Ardbeg’s “Supernova” series alludes to the most peaty Ardbeg ever produced by the distillery, and is generally considered by malignant enthusiasts to be one of the last good cartridges fired from Moet Hennessy. 100 ppm versus the normal 50, today we taste the 2015 version (SN2015): the last act, hopefully, of the race between Ardbeg and Octomore to who has more peat. For the record, Octomore won.

N: looks like a purebred Ardbeg, with all its little things in the
right place… It has a very medicinal profile (gauze) and decidedly briny. The peaty explosion actually makes victims (notes of embers, of burnt, of extinguished bonfire), even if probably more than that the human nose is not able to follow the extravagant conclusions of the mind of certain distillery managers. For the rest, there are citrus notes rarely so intense and intriguing, summarized in cedar and lime. Finally, bourbon does its duty with strong vanilla, icing sugar, marzipan.
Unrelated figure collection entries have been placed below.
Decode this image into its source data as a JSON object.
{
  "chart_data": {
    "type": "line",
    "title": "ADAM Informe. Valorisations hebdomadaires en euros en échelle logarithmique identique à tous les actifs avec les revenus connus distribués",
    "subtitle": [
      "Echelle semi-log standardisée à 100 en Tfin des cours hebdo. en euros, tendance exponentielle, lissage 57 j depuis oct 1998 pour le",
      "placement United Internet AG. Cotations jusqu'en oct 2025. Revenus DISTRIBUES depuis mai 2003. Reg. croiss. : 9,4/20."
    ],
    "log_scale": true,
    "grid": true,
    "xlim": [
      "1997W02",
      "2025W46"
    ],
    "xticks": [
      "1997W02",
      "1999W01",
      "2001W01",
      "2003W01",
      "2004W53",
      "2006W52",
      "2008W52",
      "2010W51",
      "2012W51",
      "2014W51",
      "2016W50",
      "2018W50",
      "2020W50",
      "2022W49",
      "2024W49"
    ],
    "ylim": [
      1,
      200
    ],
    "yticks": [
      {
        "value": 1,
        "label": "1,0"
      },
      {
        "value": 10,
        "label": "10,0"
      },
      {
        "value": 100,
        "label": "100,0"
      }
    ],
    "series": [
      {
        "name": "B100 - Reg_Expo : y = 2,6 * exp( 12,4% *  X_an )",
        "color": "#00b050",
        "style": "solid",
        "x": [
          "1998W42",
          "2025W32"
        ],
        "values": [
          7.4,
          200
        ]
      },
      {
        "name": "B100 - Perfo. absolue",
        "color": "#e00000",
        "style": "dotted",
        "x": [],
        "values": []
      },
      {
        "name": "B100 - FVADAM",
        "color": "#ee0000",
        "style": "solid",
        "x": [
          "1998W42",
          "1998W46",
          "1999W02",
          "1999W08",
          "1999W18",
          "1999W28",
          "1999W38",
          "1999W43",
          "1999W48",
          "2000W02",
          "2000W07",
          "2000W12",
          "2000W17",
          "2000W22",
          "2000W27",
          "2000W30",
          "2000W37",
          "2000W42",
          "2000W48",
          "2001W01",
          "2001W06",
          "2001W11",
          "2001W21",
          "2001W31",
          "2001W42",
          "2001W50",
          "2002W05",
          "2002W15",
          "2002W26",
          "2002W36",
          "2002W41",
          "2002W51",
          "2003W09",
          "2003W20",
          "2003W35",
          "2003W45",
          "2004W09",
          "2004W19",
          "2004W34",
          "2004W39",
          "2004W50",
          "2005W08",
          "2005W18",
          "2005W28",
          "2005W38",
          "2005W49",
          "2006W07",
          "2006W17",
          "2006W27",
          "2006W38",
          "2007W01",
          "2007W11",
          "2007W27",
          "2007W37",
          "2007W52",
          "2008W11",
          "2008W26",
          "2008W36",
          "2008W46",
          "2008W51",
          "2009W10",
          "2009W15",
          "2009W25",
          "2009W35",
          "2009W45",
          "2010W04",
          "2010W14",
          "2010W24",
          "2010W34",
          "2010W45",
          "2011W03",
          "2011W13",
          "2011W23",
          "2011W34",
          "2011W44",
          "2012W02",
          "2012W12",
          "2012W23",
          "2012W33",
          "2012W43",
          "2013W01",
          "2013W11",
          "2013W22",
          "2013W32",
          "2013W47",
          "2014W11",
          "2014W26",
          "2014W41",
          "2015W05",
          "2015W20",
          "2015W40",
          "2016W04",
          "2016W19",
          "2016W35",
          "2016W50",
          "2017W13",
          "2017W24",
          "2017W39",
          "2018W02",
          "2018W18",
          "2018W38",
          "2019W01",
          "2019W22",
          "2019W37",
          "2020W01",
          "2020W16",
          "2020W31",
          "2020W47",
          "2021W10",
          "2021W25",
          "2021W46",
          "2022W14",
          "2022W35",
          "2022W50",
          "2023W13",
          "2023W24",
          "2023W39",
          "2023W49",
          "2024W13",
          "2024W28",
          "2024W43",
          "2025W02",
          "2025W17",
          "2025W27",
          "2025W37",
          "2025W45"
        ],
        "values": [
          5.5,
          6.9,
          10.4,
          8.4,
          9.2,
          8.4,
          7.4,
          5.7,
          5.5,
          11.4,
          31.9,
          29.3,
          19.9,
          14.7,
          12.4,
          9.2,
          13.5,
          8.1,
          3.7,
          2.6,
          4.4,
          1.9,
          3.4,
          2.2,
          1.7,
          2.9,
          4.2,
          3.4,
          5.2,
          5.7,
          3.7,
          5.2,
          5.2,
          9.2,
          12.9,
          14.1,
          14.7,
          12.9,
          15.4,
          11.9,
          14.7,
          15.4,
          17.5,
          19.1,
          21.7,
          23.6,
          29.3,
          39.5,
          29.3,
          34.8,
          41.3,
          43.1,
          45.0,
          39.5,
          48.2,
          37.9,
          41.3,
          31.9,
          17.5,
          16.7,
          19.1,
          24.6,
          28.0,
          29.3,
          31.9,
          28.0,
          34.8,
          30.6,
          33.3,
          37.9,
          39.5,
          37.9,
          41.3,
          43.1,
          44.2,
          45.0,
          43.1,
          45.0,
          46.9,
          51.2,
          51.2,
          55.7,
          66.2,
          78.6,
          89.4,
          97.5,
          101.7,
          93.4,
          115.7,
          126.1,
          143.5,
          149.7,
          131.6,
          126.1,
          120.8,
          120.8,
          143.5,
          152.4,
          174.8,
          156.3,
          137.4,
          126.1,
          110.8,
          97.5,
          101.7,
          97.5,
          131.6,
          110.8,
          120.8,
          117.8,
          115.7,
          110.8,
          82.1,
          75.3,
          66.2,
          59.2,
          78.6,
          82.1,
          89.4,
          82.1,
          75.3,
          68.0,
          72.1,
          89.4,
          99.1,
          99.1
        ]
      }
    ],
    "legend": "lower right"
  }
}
P: the impact is devastating, in intensity and compactness. There is a wall of really pronounced sweetness, and a disarming simplicity: white sugar, vanilla. The real added value lies in the simultaneous joint attack of a serious, acrid and smoky peat and an almost antibiotic medicinal side, which plunges the mouth with its bitter notes, and of an oceanic marinity. Another mixture of bitter citrus, lime, cedar, bergamot. And the lemon, where did we put it? We squeezed it on the antibiotic.
F: here the burnt wood takes the burden of the first voice, in an infinite metamorphosis of the elements between salty, sweet and acid.
Really excellent, a blaze of intensity that pushes hard on all the hallmarks of the modern Ardbeg: sure, the sweetness is all oak-driven, but it integrates with great balance to the storms of the distillate. It
seems obvious that you have to like peat, here really shot to bits: and unlike other expressions, as far as ppm is concerned, it seems to penetrate into really super territories, where smoking, burning and
medicinal attack the senses. All very nice, though, and we’d like Ardbeg to be always (at least) so: 90/100.
Recommended soundtrack: Philip Glass – Metamorphosis.